Mosaic

View Original

Nowhere to Hide

One of (many) chapters Dana wrote years ago that spoke to my heart in 2010 and still speaks today, from I Will Change Your Name: Messages From the Father to a Heart Broken By Divorce (Dana Hood; Leafwood, 2007). Used by permission.


Before I walked through the death of my marriage I thought that church would be a place of comfort for a person in grief. What I discovered instead was that church was often the most difficult and painful place to be. I suddenly found myself wanting to avoid Sunday morning—to hide at home because at church there was nowhere to hide.

Often words spoken from the pulpit or written in the church bulletin seemed like a big spotlight shining directly on the parts of my life that weren’t what they were supposed to be And there was nowhere to hide.

It was impossible to pretend when I met the Lord at the communion table. Sharing the body and the blood made me look deep into my soul and there was nowhere to hide.
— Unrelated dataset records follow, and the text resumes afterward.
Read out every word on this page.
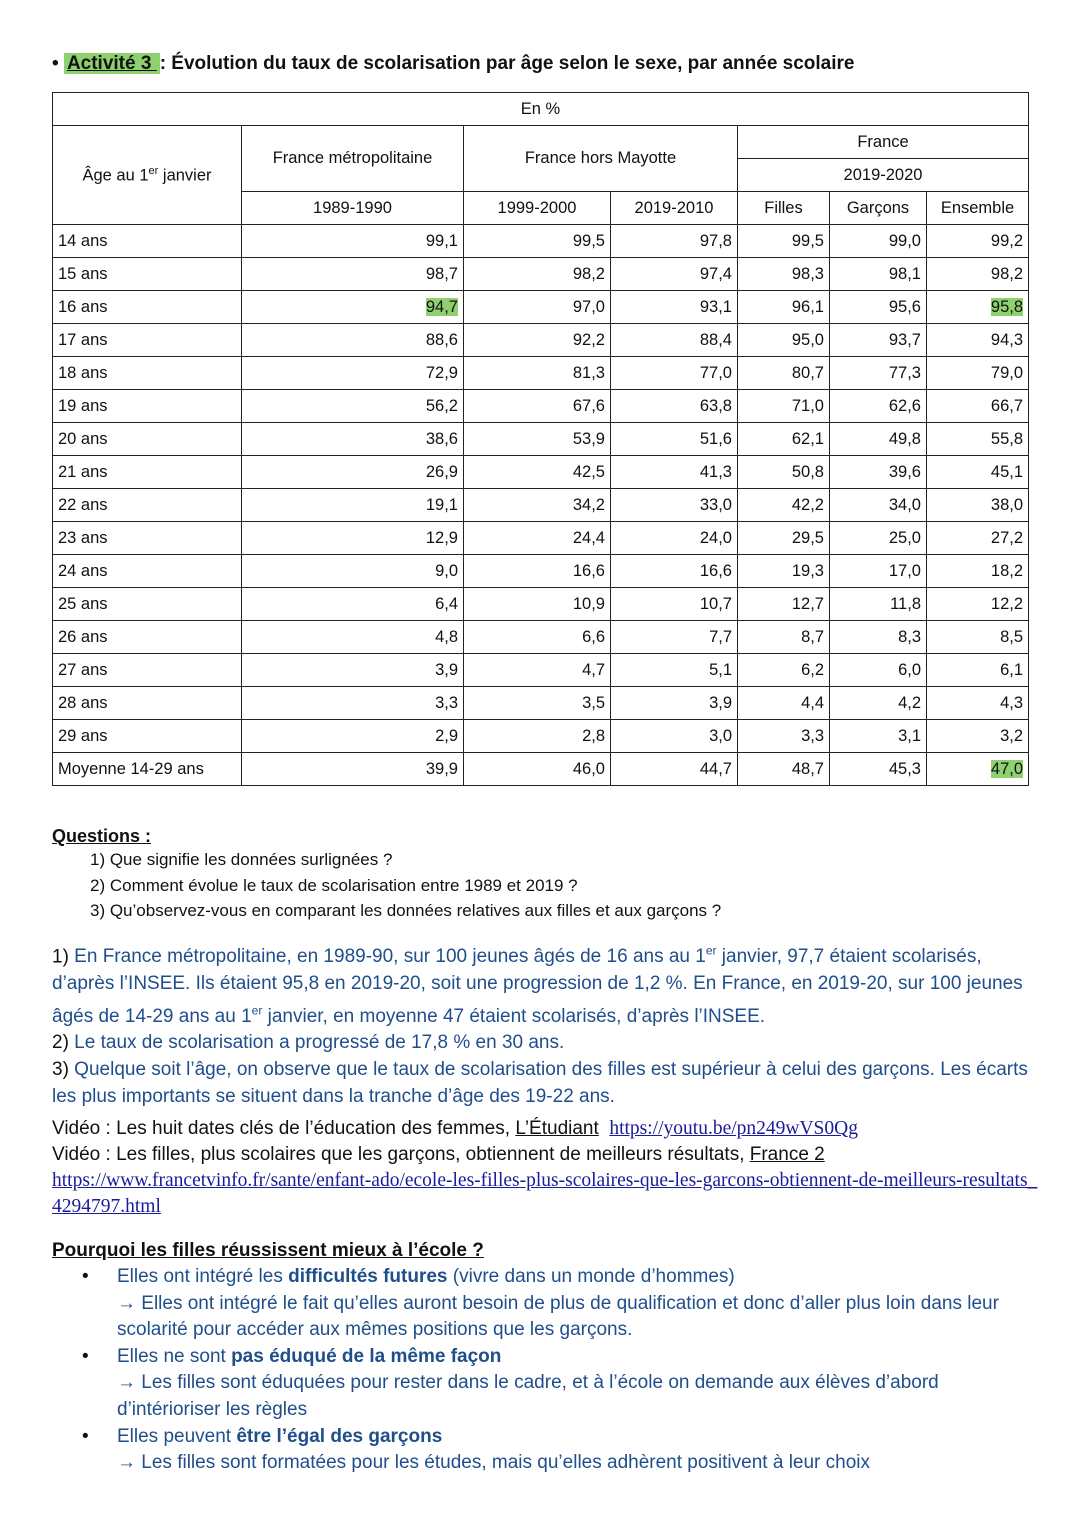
• Activité 3 : Évolution du taux de scolarisation par âge selon le sexe, par année scolaire
En %						
Âge au 1er janvier	France métropolitaine	France hors Mayotte		France		
				2019-2020		
	1989-1990	1999-2000	2019-2010	Filles	Garçons	Ensemble
14 ans	99,1	99,5	97,8	99,5	99,0	99,2
15 ans	98,7	98,2	97,4	98,3	98,1	98,2
16 ans	94,7	97,0	93,1	96,1	95,6	95,8
17 ans	88,6	92,2	88,4	95,0	93,7	94,3
18 ans	72,9	81,3	77,0	80,7	77,3	79,0
19 ans	56,2	67,6	63,8	71,0	62,6	66,7
20 ans	38,6	53,9	51,6	62,1	49,8	55,8
21 ans	26,9	42,5	41,3	50,8	39,6	45,1
22 ans	19,1	34,2	33,0	42,2	34,0	38,0
23 ans	12,9	24,4	24,0	29,5	25,0	27,2
24 ans	9,0	16,6	16,6	19,3	17,0	18,2
25 ans	6,4	10,9	10,7	12,7	11,8	12,2
26 ans	4,8	6,6	7,7	8,7	8,3	8,5
27 ans	3,9	4,7	5,1	6,2	6,0	6,1
28 ans	3,3	3,5	3,9	4,4	4,2	4,3
29 ans	2,9	2,8	3,0	3,3	3,1	3,2
Moyenne 14-29 ans	39,9	46,0	44,7	48,7	45,3	47,0
Questions :
1) Que signifie les données surlignées ?
2) Comment évolue le taux de scolarisation entre 1989 et 2019 ?
3) Qu’observez-vous en comparant les données relatives aux filles et aux garçons ?
1) En France métropolitaine, en 1989-90, sur 100 jeunes âgés de 16 ans au 1er janvier, 97,7 étaient scolarisés, d’après l’INSEE. Ils étaient 95,8 en 2019-20, soit une progression de 1,2 %. En France, en 2019-20, sur 100 jeunes âgés de 14-29 ans au 1er janvier, en moyenne 47 étaient scolarisés, d’après l’INSEE.
2) Le taux de scolarisation a progressé de 17,8 % en 30 ans.
3) Quelque soit l’âge, on observe que le taux de scolarisation des filles est supérieur à celui des garçons. Les écarts les plus importants se situent dans la tranche d’âge des 19-22 ans.
Vidéo : Les huit dates clés de l’éducation des femmes, L’Étudiant https://youtu.be/pn249wVS0Qg
Vidéo : Les filles, plus scolaires que les garçons, obtiennent de meilleurs résultats, France 2
https://www.francetvinfo.fr/sante/enfant-ado/ecole-les-filles-plus-scolaires-que-les-garcons-obtiennent-de-meilleurs-resultats_4294797.html
Pourquoi les filles réussissent mieux à l’école ?
• Elles ont intégré les difficultés futures (vivre dans un monde d’hommes)
→ Elles ont intégré le fait qu’elles auront besoin de plus de qualification et donc d’aller plus loin dans leur scolarité pour accéder aux mêmes positions que les garçons.
• Elles ne sont pas éduqué de la même façon
→ Les filles sont éduquées pour rester dans le cadre, et à l’école on demande aux élèves d’abord d’intérioriser les règles
• Elles peuvent être l’égal des garçons
→ Les filles sont formatées pour les études, mais qu’elles adhèrent positivent à leur choix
So why did I keep going? My children. They needed to be there. I couldn’t let what was happening between me and their dad separate them from their church family. One Sunday I was sitting with my daughter. Fortunately she had invited a friend to sit with us so she was focused on her and not on me. I don’t remember why but suddenly I panicked. I had to get out. I looked down the aisle at a friend and she saw the desperation in my eyes. She nodded—a silent message that she would watch my daughter.

I don’t know where I was going. I just wanted to hide. Out of the auditorium. Through the foyer. Down he hall. And then I felt it. A hand on my shoulder. I turned to see the face of one of our church elders. He opened his arms and I fell in. It was for a moment a place to hide. Finally I calmed and he gently led me back into the assembly.

I learned that day that there truly is nowhere to hide from grief except in the arms of the Savior and often His arms take the form of His church.